Preview can fill out most PDF forms. Open the PDF, click on form fields to type in them, and check boxes by clicking them. For forms that Preview can't handle, use the free Adobe Acrobat Reader.

Frequently Asked Questions

What's the difference between "Save As PDF" and "Print to PDF"?

In most cases, they produce similar results. "Save As PDF" (in apps like Word) tends to preserve hyperlinks, bookmarks, and text selectability better. "Print to PDF" creates an exact visual copy of what would print, which may flatten some of those features. Use Save As PDF in Office apps when the option exists, and Print to PDF for everything else.

Why does my PDF look different from the original document?

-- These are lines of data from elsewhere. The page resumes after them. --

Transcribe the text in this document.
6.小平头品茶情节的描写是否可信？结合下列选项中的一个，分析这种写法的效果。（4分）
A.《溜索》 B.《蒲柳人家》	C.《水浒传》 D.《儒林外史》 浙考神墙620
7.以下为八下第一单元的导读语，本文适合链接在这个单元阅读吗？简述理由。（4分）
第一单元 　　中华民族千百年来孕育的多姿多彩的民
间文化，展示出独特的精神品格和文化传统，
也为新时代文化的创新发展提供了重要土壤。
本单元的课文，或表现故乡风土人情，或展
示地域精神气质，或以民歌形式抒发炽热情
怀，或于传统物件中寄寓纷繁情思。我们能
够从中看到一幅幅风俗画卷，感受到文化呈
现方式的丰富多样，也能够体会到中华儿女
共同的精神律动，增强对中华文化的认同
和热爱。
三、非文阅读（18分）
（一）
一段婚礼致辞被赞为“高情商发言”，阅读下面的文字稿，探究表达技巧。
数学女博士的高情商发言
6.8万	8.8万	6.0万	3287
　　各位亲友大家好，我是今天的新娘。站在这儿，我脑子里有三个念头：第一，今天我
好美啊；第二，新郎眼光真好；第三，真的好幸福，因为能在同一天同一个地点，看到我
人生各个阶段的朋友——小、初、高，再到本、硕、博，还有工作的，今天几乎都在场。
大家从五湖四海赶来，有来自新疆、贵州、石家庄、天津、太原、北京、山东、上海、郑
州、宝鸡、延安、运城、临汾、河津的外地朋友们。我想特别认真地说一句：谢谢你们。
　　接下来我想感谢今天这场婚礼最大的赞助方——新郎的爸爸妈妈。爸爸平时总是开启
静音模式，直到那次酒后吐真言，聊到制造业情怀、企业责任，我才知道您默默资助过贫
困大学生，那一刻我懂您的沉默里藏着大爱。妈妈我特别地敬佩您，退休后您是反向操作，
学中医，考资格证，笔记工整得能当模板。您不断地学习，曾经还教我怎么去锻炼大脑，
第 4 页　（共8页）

The PDF captures what would be printed, not what's on screen. Check your print settings for page size, orientation, and margins. Web pages in particular may look different because the print layout removes navigation, ads, and adjusts column widths. Use "Print preview" to check before saving.

Can I edit a PDF after creating it?

PDFs created by printing are essentially snapshots and aren't easy to edit. For basic text changes, you can use Preview on Mac or Adobe Acrobat. For major edits, it's better to go back to the original document, make changes there, and print to PDF again.

How do I reduce the file size of a PDF?

When printing to PDF, large images and complex layouts create bigger files. On Mac, Preview has a Quartz Filter > Reduce File Size option when exporting. On any platform, free tools like Smallpdf or iLovePDF can compress PDFs online. For sensitive documents, use an offline tool instead.

Can I password-protect a PDF?

On Mac, when saving as PDF from the print dialog, click Security Options to set a password. On Windows, you'll need a third-party tool like the free Adobe Acrobat Reader or LibreOffice (open the PDF, then export with password protection).